A 4-year-old campaign in which she captured four grade I stakes and three grade II contests to go 7-for-7 overall -- with earnings of over $2.1 million -- should wrap up a Horse of the Year title for Zenyatta (pedigree).
The filly by Street Cry (IRE) (SRO) out of Vertigineux (more on her later!) put in a stunning performance to capture the weekend's spectacular $2 million distaff championship, the newly-named Breeders' Cup Ladies Classic (gr. I). The effort brought her career record to 9-for-9. Not bad for a $60,000 yearling purchase.
Kudos to owners Mr. and Mrs. Jerry Moss, advisor David Ingordo, and trainer John Shirreffs for a perfect season. And thank you for showing the world that sometimes it pays to hold off on a young horse's career until she's matured physically -- Zenyatta didn't make her first start until late as a 3-year-old (Nov. 22, 2007, to be precise). You didn't push her too early, and she's a powerhouse now.
Much will be written about young stallion Street Cry -- and it will be deserved. The son of Machiavellian is sire of an amazing five grade I winners from his first crop, and already three from his second crop (now 3-year-olds) and one from his third crop of juveniles. No wonder Darley wants to keep this bloodline in-house! (In addition to Street Cry's 2007 Kentucky Derby Presented by Yum! Brands (gr. I)-winning son Street Sense (SRO), Darley will host his first-crop son Street Boss (pedigree) starting in 2009 (full story)). Expect to see Street Cry buck the trend of stud fee price slashing. If he stands for less than $200,000 next year -- double his '08 fee and almost seven times his $30,000 introductory price in 2003 -- he will be one of the biggest bargains in Kentucky.

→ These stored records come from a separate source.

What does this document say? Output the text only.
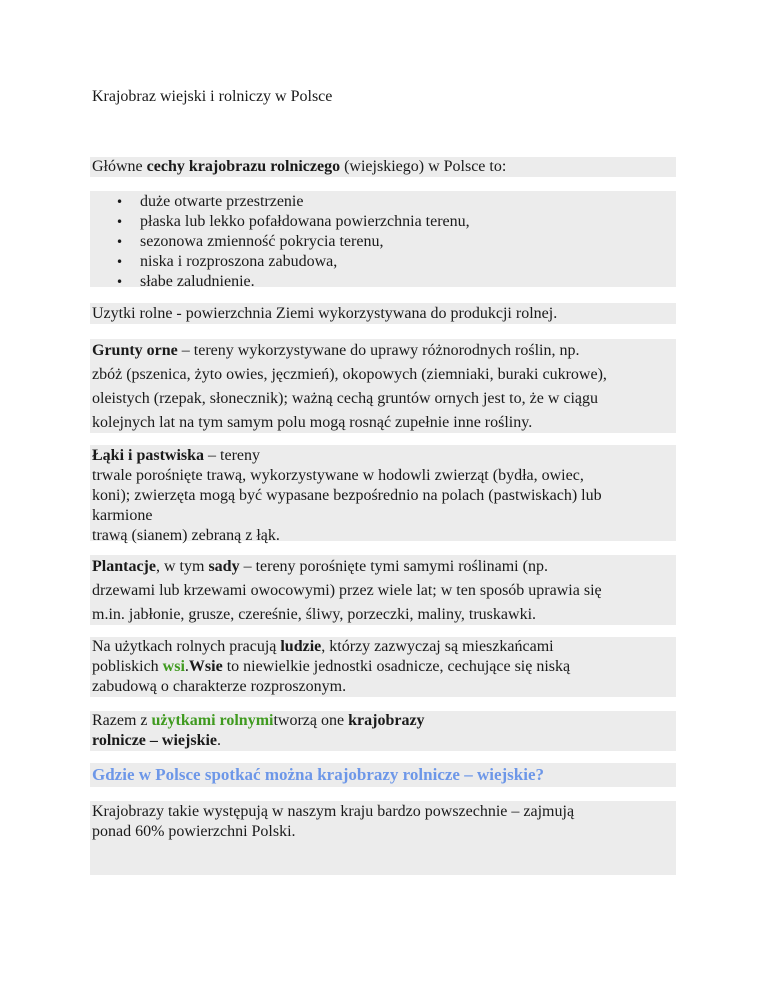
Krajobraz wiejski i rolniczy w Polsce
Główne cechy krajobrazu rolniczego (wiejskiego) w Polsce to:
• duże otwarte przestrzenie
• płaska lub lekko pofałdowana powierzchnia terenu,
• sezonowa zmienność pokrycia terenu,
• niska i rozproszona zabudowa,
• słabe zaludnienie.
Uzytki rolne - powierzchnia Ziemi wykorzystywana do produkcji rolnej.
Grunty orne – tereny wykorzystywane do uprawy różnorodnych roślin, np.
zbóż (pszenica, żyto owies, jęczmień), okopowych (ziemniaki, buraki cukrowe),
oleistych (rzepak, słonecznik); ważną cechą gruntów ornych jest to, że w ciągu
kolejnych lat na tym samym polu mogą rosnąć zupełnie inne rośliny.
Łąki i pastwiska – tereny
trwale porośnięte trawą, wykorzystywane w hodowli zwierząt (bydła, owiec,
koni); zwierzęta mogą być wypasane bezpośrednio na polach (pastwiskach) lub
karmione
trawą (sianem) zebraną z łąk.
Plantacje, w tym sady – tereny porośnięte tymi samymi roślinami (np.
drzewami lub krzewami owocowymi) przez wiele lat; w ten sposób uprawia się
m.in. jabłonie, grusze, czereśnie, śliwy, porzeczki, maliny, truskawki.
Na użytkach rolnych pracują ludzie, którzy zazwyczaj są mieszkańcami
pobliskich wsi.Wsie to niewielkie jednostki osadnicze, cechujące się niską
zabudową o charakterze rozproszonym.
Razem z użytkami rolnymitworzą one krajobrazy
rolnicze – wiejskie.
Gdzie w Polsce spotkać można krajobrazy rolnicze – wiejskie?
Krajobrazy takie występują w naszym kraju bardzo powszechnie – zajmują
ponad 60% powierzchni Polski.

It would be easy to continue heaping praise on Street Cry -- but I'm a bottom-of-the-pedigree kind of guy and Zenyatta's dam is a near-perfect example of what a young blue hen looks like. The 1995 daughter of Kris S. started out her broodmare career in style -- her 2002 Aljabr (SRO) filly, Where's Bailey, was a stakes winner of over $100,000. For most broodmares, that's the highlight of their progeny records -- but for Vertigineux, it was actually a slow beginning. Her next two foals are multiple grade I-winning millionaires. In addition to Zenyatta is her older half-sister, the Thunder Gulch (SRO) mare Balance, winner of the 2006 Santa Anita Oaks (gr. I) as well as two additional grade I scores.
Vertigineux' owners have not stuck to any one cross in their mating selections. Aljabr is a Storm Cat-line stud; Thunder Gulch and Street Cry come from distinct branches of Mr. Prospector; and unraced 2-year-old filly Treasure Trail is by the Seattle Slew-line Pulpit (SRO). No matter, they all seem to work just fine. And Vertigineux has earned the right to visit any stallion in the world. (Just for fun, I'd like to see her paired with Mizzen Mast (SRO). The two share the 4-r family line of blue hen mares Mrs. Peterkin and Legendra, and Mizzen Mast's sire, Cozzene, has crossed quite well with Vertigineux' Roberto sire line.)
Oh, and if you're wondering -- the whole Horse of the Year thing -- no, it's not official yet. We won't find out until January which horses are actually voted champions. But Zenyatta's perfect season really does deserve sole honors as Eclipse champion Horse of the Year. Curlin is a star and should be recognized as such with a champion older horse title -- but his short-of-the-mark performance Saturday in the Classic should knock him out of contention for the big honor. Majority owner Jess Jackson also deserves kudos -- bringing Curlin back for a 4-year-old campaign was not a financial decision, but it was a breath of fresh air for a troubled Thoroughbred racing industry that needs more sportsmen like him. So while I can't support Curlin for top honors, I sure would like to see Mr. Jackson named Owner of the Year.